Cheney is a Bush Republican and as such, it might be first worth noting what issues don’t matter to him — exorbitant government spending, TARP bailouts, amnesty for illegal aliens, massive entitlement expansions of Medicare and increasing federal control of public education through programs like No Child Left Behind. Bush grew government more than any president since Lyndon Johnson, doubling the national debt, something Cheney famously dismissed by saying “deficits don’t matter.” Trey Grayson, whom Cheney considers the “real thing,” is a former Democrat who voted for and supported Bill Clinton in 1992, and though his former party affiliation has been of some concern to Republican voters in Kentucky, it doesn’t seem to faze Cheney, who still insists Grayson is right on the “issues that matter.” What the former vice president neglects to mention is that for “conservatives” of his stripe only one issue matters.

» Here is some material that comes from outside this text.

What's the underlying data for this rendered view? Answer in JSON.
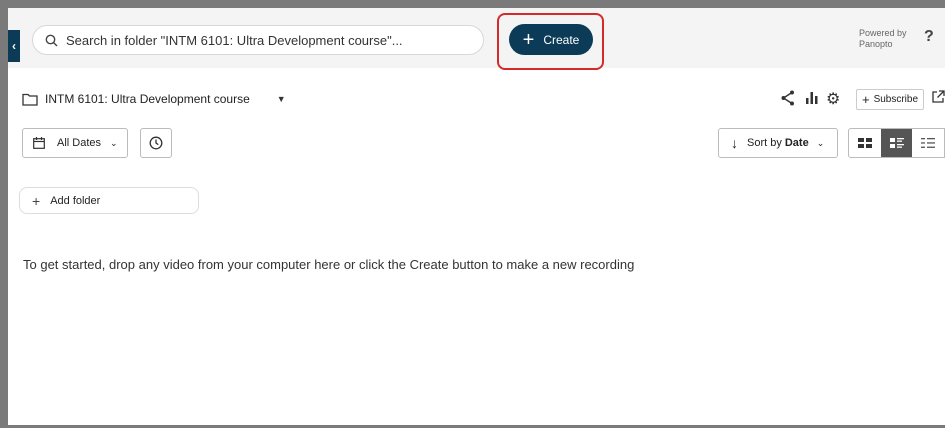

Reported The Politico earlier this month: “a well-connected former aide to Vice President Dick Cheney convened a conference call last week between Grayson and a group of leading national security conservatives to sound the alarm about Paul. ‘On foreign policy, [global war on terror], Gitmo, Afghanistan, Rand Paul is NOT one of us … It is our hope that you can help us get the word out about Rand Paul’s troubling and dangerous views on foreign policy.’ ”
What are Paul’s “troubling” and “dangerous” views on foreign policy? Like Republican Congressman Walter Jones; GOP Senator Tom Coburn; the late editor of National Review, William F. Buckley; and a majority of Americans, Paul regrets the U.S.’s decision to invade Iraq. Like conservative pundits Pat Buchanan and the late Robert Novak, Paul says he would have opposed going into Iraq in 2003. Like John McCain, Paul has concerns about Gitmo, but unlike his father Ron, son Rand does not believe its prisoners should be tried in civilian courts. Like conservative columnist George Will, Paul has serious reservations about President Obama’s escalation of the war in Afghanistan. Like Dwight Eisenhower, Paul fears government waste, particularly as it relates to what Ike called the “military-industrial complex.” Paul also believes all wars should be declared by Congress, that the most important task of the federal government is national security and that defense should be the largest part of the national budget-albeit a much smaller national budget.